Normal user login in midnight;

Abnormal logging, such as logging only half of the log was cut off, or the entire log file was deleted;

Users from unfamiliar URLs into the system;

Due to the password error or user account error was abandoned outside of the log records, especially those who repeatedly tried to enter the failure, but there is a certain mode of trial and error method;

Illegal use or improper use of super user rights Su's instructions;

Reboot or restart the records for each service.

All these problems require the system administrator to keep an eye on the user status of the system login and view the corresponding log files, many deviations from normal behavior should be highly noticed.

8, HORIZONTAL expansion: Integrated defense management

Firewall, IDs and other protection technology has been successfully applied to all areas of network security, but also have very mature products.

In the Linux system, there is a netfilter/iptables firewall framework, which can also play the function of the host firewall by properly configuring it. The Linux system also has a corresponding lightweight network intrusion detection system snort and host intrusion detection system lids (Linux Intrusion detection system), use them to quickly and efficiently protect.

Note that you need to be reminded that: in most application scenarios, we need to use both technologies, because firewalls are the first layer of security protection, which filters network traffic simply by comparing IP address/port pairs, and IDs is more specific, and it needs to go through specific packets (some or all) To filter network traffic, is the second layer of security protection.
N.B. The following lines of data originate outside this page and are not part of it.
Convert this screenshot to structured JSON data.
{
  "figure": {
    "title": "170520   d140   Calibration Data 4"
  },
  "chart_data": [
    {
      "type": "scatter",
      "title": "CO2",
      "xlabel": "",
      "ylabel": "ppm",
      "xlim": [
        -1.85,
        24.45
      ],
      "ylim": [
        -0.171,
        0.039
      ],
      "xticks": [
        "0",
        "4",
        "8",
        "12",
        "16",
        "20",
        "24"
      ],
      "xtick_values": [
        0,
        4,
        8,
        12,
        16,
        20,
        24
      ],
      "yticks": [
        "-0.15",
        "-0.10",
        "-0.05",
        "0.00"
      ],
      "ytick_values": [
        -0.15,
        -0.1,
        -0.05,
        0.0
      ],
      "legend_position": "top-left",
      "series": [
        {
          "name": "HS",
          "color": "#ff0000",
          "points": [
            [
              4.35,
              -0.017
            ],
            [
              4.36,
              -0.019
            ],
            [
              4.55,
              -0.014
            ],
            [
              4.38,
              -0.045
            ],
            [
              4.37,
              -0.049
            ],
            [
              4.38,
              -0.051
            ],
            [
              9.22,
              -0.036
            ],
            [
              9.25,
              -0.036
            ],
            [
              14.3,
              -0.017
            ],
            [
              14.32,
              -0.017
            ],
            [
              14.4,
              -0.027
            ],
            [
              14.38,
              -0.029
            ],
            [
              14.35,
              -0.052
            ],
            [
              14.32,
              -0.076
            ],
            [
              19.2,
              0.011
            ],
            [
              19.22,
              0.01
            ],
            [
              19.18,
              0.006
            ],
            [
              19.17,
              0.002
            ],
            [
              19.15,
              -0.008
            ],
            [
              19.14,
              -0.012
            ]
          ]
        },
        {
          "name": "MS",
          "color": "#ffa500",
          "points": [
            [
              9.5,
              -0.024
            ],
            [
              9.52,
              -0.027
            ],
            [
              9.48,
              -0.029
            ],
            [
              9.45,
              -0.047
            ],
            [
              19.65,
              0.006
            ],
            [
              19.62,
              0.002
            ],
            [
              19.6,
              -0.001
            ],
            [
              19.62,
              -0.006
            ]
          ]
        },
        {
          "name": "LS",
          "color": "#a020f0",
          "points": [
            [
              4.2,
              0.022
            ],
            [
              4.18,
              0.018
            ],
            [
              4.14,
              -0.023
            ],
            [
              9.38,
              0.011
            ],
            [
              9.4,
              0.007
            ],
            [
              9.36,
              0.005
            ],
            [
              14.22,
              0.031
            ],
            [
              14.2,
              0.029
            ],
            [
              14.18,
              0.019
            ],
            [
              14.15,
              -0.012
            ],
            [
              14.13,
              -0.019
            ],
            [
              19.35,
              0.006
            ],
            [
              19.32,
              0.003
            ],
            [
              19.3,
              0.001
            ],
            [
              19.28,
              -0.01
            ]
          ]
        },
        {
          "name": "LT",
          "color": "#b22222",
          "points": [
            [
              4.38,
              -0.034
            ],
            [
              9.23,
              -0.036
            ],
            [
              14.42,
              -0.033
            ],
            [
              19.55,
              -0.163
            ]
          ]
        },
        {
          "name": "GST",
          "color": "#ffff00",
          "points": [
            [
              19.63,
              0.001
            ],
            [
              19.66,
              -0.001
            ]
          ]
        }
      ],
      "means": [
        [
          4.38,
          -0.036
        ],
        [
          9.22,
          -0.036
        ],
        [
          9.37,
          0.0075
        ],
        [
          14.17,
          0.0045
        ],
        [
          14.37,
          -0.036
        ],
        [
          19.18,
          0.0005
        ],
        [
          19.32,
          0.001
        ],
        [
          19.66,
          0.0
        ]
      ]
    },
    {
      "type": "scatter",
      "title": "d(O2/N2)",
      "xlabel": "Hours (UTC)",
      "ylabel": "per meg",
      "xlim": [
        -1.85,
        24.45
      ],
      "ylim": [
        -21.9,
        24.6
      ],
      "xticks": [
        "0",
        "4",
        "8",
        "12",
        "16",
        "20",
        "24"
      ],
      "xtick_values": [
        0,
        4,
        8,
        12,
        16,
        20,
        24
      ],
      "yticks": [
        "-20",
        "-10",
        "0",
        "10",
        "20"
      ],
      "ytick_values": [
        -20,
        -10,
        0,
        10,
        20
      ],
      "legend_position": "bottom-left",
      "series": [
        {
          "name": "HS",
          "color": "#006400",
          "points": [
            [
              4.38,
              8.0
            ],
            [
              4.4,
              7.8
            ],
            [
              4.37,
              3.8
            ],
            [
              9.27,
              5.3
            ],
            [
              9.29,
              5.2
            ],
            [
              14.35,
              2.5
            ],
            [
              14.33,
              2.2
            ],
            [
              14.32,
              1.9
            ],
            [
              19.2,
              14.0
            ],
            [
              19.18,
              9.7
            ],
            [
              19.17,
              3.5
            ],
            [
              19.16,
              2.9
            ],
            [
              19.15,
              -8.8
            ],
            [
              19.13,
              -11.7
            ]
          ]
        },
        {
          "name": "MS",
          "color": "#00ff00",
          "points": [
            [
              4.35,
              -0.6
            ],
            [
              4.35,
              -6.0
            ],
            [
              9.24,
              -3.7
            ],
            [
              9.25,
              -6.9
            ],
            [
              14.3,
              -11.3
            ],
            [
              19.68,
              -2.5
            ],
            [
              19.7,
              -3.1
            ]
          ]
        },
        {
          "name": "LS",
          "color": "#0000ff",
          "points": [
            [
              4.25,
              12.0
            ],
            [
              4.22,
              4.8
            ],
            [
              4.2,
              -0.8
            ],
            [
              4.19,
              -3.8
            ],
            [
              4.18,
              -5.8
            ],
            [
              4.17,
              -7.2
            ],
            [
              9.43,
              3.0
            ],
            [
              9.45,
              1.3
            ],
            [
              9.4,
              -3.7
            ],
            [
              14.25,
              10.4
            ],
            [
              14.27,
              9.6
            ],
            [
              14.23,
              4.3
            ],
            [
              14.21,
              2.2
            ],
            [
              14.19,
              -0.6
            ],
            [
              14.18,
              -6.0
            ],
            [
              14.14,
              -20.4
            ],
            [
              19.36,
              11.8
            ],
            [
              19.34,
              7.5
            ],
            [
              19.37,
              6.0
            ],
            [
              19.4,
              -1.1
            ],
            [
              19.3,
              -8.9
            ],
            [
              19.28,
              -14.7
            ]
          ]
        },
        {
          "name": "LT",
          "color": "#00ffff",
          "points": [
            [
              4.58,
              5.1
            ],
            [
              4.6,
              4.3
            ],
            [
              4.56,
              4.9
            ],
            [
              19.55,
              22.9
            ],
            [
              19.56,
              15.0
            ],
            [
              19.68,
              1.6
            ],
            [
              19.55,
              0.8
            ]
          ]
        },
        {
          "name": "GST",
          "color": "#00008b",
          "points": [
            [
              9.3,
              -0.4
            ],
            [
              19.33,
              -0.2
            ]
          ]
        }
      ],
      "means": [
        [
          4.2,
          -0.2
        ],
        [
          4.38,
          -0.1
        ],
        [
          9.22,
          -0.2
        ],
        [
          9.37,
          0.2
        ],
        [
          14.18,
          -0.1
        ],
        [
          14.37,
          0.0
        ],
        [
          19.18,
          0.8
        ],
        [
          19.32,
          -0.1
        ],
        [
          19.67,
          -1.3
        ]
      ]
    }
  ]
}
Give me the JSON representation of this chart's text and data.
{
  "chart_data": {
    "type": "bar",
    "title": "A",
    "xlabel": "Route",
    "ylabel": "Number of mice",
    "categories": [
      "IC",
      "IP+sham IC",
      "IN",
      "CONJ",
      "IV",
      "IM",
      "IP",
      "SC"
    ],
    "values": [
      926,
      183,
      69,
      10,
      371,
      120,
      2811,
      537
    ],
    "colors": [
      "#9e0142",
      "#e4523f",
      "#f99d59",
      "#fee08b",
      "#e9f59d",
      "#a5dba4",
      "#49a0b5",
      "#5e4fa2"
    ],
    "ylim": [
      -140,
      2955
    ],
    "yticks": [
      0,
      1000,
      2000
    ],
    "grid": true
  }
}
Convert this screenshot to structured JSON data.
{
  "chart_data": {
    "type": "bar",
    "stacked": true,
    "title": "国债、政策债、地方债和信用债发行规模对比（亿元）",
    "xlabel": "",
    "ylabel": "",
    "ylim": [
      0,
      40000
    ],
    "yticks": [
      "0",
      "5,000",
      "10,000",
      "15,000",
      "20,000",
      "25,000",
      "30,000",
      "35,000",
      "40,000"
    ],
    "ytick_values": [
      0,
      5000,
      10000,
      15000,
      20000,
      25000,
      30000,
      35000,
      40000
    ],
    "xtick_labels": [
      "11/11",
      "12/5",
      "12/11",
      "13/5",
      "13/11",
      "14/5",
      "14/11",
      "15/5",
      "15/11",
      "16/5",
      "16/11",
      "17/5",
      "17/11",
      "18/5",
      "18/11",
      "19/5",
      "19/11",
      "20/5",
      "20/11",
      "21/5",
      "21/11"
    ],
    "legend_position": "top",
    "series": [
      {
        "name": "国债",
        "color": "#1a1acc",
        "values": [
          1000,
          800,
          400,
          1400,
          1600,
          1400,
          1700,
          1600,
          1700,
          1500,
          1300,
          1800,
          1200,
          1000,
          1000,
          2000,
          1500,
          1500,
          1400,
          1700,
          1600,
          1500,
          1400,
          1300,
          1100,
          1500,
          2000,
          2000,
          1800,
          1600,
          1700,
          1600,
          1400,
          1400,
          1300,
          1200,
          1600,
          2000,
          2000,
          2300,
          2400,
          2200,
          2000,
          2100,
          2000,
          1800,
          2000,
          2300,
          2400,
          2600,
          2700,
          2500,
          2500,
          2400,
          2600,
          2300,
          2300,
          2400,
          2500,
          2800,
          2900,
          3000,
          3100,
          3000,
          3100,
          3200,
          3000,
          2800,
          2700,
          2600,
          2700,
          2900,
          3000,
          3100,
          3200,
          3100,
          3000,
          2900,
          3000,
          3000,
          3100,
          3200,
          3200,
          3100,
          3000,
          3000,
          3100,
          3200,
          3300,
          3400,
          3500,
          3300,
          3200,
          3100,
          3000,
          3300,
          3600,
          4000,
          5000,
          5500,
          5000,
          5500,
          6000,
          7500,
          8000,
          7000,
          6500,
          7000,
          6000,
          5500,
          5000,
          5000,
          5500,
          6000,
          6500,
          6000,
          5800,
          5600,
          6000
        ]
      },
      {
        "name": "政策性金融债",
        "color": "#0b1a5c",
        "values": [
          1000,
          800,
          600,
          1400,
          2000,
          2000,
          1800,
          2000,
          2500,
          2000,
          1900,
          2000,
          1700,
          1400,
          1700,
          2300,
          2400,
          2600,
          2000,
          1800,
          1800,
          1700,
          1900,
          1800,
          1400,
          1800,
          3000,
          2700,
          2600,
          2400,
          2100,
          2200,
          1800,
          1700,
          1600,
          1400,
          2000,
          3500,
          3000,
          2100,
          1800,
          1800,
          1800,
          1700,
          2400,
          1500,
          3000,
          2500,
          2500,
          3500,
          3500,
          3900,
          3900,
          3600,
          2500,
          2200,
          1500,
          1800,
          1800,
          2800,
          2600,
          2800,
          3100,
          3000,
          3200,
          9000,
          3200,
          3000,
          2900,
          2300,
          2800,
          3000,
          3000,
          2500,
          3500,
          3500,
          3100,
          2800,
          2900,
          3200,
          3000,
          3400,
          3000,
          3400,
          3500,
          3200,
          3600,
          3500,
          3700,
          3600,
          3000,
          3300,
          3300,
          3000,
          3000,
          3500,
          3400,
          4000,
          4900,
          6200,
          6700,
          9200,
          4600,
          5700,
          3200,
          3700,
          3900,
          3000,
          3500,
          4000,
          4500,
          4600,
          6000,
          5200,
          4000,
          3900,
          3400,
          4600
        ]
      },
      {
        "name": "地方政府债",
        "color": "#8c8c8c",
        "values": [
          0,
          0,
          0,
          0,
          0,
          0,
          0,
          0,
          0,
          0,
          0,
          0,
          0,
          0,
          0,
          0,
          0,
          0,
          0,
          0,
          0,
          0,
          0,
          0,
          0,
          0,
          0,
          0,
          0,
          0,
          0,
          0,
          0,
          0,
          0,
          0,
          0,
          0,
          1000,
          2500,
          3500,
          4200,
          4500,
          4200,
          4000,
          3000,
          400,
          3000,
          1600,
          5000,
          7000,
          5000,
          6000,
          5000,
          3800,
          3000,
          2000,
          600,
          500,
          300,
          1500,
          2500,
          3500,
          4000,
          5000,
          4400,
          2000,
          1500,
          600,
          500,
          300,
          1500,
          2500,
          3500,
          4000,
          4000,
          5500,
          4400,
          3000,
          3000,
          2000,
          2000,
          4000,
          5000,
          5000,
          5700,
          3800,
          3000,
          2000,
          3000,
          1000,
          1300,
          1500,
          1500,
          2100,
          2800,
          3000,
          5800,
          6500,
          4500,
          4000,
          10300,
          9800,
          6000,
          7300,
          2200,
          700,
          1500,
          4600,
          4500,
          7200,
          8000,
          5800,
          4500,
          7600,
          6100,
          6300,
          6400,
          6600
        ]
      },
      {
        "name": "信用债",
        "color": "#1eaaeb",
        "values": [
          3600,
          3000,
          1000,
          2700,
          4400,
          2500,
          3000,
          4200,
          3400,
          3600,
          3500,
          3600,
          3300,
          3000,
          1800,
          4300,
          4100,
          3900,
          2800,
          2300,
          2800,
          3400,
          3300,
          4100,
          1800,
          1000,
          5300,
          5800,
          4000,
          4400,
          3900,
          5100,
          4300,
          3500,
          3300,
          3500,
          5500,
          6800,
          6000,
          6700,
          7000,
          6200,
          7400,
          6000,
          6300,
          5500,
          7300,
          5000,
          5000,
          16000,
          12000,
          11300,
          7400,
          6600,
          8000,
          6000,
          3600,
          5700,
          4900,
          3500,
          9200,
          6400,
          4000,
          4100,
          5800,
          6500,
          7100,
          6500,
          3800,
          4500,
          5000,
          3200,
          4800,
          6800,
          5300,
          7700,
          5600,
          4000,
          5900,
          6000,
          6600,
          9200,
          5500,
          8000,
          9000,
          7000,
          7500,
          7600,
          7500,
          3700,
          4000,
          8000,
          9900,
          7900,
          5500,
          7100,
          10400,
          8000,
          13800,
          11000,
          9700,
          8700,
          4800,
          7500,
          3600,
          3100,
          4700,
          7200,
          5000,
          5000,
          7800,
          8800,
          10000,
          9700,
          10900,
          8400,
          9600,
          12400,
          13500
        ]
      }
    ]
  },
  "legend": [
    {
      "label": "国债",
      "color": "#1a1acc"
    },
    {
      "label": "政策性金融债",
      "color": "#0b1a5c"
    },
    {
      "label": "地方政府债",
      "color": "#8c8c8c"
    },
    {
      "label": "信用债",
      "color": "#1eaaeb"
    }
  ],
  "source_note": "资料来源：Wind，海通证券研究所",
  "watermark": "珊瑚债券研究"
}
Comprehensive use of them, can be complementary, and play their own advantages, and ultimately achieve comprehensive defense.

9, Evaluation: Vulnerability tracking and management

Linux as a good open source software, its own development is changing, at the same time, its existing problems will be exposed in future applications. Hacker's attention to the new technology is to a certain extent higher than our protection personnel, so in order to be in the network attack and defense of the war in a favorable position, to protect the security of Linux system, it requires us to maintain a high degree of vigilance and high attention to new technologies. Users, especially the system administrators who use Linux as a key business system, need to get some new technologies of the system as soon as possible through some authoritative websites and forums of Linux, as well as some information about the system vulnerabilities, perform the related work such as vulnerability scanning, penetration testing, etc. Early action, in the presence of a loophole or even the shortest period of time before the closure of the system loopholes, and in practice constantly improve the safety protection skills, this is a comparison of the solution and the way out.

10, keep the update: patch Management

Linux as a good open source software, its stability, security and availability of a very reliable guarantee, the world's Linux master Common maintenance of a good product, so many channels, and often have updated procedures and system patches appear, therefore, in order to enhance the system security, Be sure to update the system kernel frequently.

Kernel is the core of the Linux operating system, which resides in memory for loading other parts of the operating system and implementing the basic functions of the operating system. Because kernel controls the various functions of the computer and the network, its security is critical to the security of the system as a whole. Earlier versions of the kernel had many well-known security vulnerabilities, and were less stable, and only more than 2.0.x versions were more stable and secure (generally, the kernel version numbers were relatively stable, while the odd ones were typically beta versions, and users had to pay more attention when they used them). The running efficiency of the new version has also changed a lot. In setting the function of kernel, only select the necessary function, do not have all the functions according to the full collection, otherwise it will make the kernel become very large, both occupy the system resources, but also to leave the opportunity for hackers.

With the latest security patches on the Internet, Linux system administrators should be well-informed and often patronize security newsgroups to review new patches.